Ça fait donc deux billets que j’écris sur le foot. Je me
sens un peu comme Laszlo Carreidas quand il s’aperçoit qu’il a ri trois fois dans
la même journée : si ça continue comme ça, il va falloir que j’en parle à
mon médecin. Je me rassure, néanmoins, en me disant que je ne viens pas ici
pour parler de football, mais bien de la Divine Providence, de la Justice de
Dieu, du retour de karma ; autrement dit, de choses bien plus importantes.

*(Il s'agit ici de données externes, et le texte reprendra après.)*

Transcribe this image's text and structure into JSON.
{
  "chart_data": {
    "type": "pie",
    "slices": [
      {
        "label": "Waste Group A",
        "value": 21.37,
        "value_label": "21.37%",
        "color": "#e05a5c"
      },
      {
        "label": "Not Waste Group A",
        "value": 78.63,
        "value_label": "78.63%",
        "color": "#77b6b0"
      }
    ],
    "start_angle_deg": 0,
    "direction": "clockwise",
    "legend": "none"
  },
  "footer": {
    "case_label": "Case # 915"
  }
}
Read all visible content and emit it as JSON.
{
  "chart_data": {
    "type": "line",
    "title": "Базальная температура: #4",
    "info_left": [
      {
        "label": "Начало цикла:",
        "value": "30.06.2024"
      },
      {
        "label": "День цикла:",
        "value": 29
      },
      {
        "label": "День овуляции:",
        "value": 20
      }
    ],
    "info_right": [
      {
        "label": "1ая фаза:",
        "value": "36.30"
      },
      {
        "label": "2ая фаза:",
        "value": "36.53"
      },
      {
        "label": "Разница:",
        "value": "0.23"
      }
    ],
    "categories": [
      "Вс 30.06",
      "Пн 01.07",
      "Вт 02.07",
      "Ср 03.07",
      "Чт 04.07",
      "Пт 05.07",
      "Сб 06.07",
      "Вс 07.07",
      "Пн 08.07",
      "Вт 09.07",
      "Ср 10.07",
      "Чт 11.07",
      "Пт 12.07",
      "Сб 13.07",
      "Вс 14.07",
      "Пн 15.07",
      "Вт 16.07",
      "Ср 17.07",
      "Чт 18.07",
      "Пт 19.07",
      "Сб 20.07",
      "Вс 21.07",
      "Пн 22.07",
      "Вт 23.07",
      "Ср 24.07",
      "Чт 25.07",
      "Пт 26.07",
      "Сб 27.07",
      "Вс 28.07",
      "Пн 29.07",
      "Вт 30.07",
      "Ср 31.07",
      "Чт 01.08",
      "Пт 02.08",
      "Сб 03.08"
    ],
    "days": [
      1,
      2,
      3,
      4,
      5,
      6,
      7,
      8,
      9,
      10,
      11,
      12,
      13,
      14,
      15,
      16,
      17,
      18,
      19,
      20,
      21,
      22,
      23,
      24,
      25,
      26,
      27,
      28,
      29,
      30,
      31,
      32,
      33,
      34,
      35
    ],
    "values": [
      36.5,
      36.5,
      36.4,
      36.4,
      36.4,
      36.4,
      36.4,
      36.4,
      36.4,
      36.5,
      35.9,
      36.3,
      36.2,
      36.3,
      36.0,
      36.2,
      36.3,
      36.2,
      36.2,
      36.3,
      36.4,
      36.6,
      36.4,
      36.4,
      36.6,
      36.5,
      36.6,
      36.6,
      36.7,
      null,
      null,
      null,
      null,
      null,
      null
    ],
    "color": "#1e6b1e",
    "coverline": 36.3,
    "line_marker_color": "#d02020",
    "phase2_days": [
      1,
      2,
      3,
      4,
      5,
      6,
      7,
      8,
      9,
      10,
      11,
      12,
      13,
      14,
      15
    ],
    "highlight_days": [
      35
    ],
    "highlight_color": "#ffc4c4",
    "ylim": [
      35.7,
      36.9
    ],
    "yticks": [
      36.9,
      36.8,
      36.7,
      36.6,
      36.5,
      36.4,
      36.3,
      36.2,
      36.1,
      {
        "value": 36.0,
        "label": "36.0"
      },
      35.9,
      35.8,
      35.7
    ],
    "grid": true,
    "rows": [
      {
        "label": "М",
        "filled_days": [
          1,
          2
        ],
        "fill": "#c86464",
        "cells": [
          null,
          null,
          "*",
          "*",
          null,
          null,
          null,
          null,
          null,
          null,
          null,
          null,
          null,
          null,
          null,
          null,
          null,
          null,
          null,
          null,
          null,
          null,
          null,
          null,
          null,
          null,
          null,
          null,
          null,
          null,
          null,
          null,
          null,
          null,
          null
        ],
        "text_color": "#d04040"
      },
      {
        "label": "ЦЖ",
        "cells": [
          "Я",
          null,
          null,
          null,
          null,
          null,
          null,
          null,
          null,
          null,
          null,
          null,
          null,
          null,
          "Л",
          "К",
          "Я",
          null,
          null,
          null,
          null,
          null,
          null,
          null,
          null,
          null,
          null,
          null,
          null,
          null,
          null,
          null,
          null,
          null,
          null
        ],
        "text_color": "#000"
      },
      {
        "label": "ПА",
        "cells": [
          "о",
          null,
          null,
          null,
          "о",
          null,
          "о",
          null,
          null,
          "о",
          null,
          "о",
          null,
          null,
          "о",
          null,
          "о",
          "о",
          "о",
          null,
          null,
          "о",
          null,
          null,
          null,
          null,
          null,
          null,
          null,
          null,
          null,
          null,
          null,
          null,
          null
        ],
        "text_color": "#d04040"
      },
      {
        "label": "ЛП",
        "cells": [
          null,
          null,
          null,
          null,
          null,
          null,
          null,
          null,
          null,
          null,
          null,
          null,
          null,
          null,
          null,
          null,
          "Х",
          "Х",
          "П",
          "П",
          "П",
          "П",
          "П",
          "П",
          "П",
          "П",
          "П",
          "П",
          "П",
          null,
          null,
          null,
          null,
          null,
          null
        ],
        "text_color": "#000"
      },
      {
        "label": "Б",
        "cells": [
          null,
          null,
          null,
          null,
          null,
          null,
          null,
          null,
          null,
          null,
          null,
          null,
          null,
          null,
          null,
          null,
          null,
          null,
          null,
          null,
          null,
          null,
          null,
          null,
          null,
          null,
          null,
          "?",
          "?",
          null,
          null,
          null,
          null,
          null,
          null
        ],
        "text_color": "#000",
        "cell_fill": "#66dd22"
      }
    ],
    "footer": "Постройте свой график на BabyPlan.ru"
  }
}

Je n’ai pas regardé le match, bien sûr, comme aucun des
autres matchs (ne me dites pas que vous y avez cru !). Comme d’habitude,
je me suis contenté du Zapping, qui me procure tout ce qu’il faut à mon bonheur :
les actions les plus remarquables (jamais plus de dix secondes d’affilée), plus
quelques gros plans sur les joueurs pour voir un peu à quoi ça ressemble, un
footballeur.
On n’a pas que des gros plans sur les joueurs, bien sûr. Surtout
dans un cas comme ça, avec une bonne grosse surprise, on n’échappe pas aux gros
plans sur les supporters, surtout sur les déçus. Les journalistes traitent le
sujet à la manière d’un attentat à la bombe ou d’une catastrophe naturelle :
à moins de lui fournir une mère en pleurs, le public ne vous en tient pas
quitte. J’ai donc vu des gens pleurer, crier, lever les bras au ciel. Passons
rapidement sur le côté idolâtre de la chose, même si je me permets de bien
rigoler sous cape quand je vois des gens trouver choquant ou stupide le volet polythéiste
de ma religion, mais parfaitement normale cette religion dont les dieux sont
onze types pas si extraordinaires que ça et dont le salut consiste à envoyer un
ballon dans un filet plus de fois que les dieux adverses ne vous le font à
vous.
Est-ce que j’ai de la peine pour ces gens qui hurlent à la
mort et se couvrent la tête de cendres parce que leur équipe a perdu ? Un
peu. Pas trop, je dois bien l’avouer. Ma première impulsion est de me dire qu’ils
vont s’en remettre, quand même. Mais après, je repense à ces gens que j’ai
entendu parler du match France-Allemagne de 1982 : ils n’étaient pas nés à
l’époque, et pourtant on aurait cru entendre des survivants raconter Oradour-sur-Glane.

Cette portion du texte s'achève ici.